Georgia has denied initiating an exchange.

"A mortar platoon of the Georgian defence ministry is purposefully shelling the southern part of Tskhinvali. The northern outskirts of the city are being fired upon as well," the statement said.

"The South Ossetian side has started returning fire."

Lana Parasayeva, a spokeswoman for the province's government, told the AFP news agency that three members of South Ossetia's security forces were among the dead.

She also said that Georgian forces later opened fire on Tskhinvali with heavy weapons, killing another three civilians and wounding three more.

'Hard-hitting response'

Eduard Kokoity, South Ossetia's de facto president, told Interfax news agency that "our response to Tbilisi's aggressive actions will be very tough and hard-hitting".

"We reserve the right to strike Georgian cities. We have something that can reach them."

Shota Utiashvili, the Georgian interior ministry spokesman, denied that Georgian positions had fired first.

"The Ossetians opened fire, including with grenade launchers, and the Georgian side only returned fire."

He also said that Georgian police, not military forces, had been involved and that there are no Georgian snipers in South Ossetia.

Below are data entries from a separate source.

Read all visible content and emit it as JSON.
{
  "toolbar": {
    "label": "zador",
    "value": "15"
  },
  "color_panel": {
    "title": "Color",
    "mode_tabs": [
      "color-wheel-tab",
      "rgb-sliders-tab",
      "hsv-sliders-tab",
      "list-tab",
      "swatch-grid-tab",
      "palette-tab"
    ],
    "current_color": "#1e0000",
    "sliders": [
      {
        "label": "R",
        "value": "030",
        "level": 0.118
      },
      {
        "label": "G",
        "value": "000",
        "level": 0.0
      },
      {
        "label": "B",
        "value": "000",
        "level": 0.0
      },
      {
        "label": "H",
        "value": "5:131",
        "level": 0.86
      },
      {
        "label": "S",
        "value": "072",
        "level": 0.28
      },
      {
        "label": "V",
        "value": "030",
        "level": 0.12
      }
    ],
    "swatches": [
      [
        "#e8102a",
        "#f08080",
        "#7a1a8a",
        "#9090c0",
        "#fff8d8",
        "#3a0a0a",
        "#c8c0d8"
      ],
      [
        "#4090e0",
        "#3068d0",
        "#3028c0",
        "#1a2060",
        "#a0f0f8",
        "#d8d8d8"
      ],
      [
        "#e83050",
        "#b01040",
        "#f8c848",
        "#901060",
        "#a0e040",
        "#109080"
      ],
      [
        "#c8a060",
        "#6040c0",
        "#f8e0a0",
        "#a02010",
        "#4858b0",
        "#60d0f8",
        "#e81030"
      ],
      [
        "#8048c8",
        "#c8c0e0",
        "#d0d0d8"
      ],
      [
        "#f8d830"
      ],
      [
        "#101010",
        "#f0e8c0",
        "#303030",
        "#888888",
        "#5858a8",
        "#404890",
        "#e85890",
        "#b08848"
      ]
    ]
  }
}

There were no reports of casualties among Georgian forces, he said.

Fighting in South Ossetia, a small mountainous region that broke away from Georgian control during a war in the early 1990s, often flares up during the summer.

Tensions over South Ossetia and Abkhazia, another breakaway Georgian region, have soared in recent months since Russia announced it was establishing formal ties with the separatists.

Unrest increased further last month with a series of bombings in Abkhazia, which the Abkhaz leadership blamed on Georgia, along with Moscow's admission that it had sent military jets on flights over South Ossetia.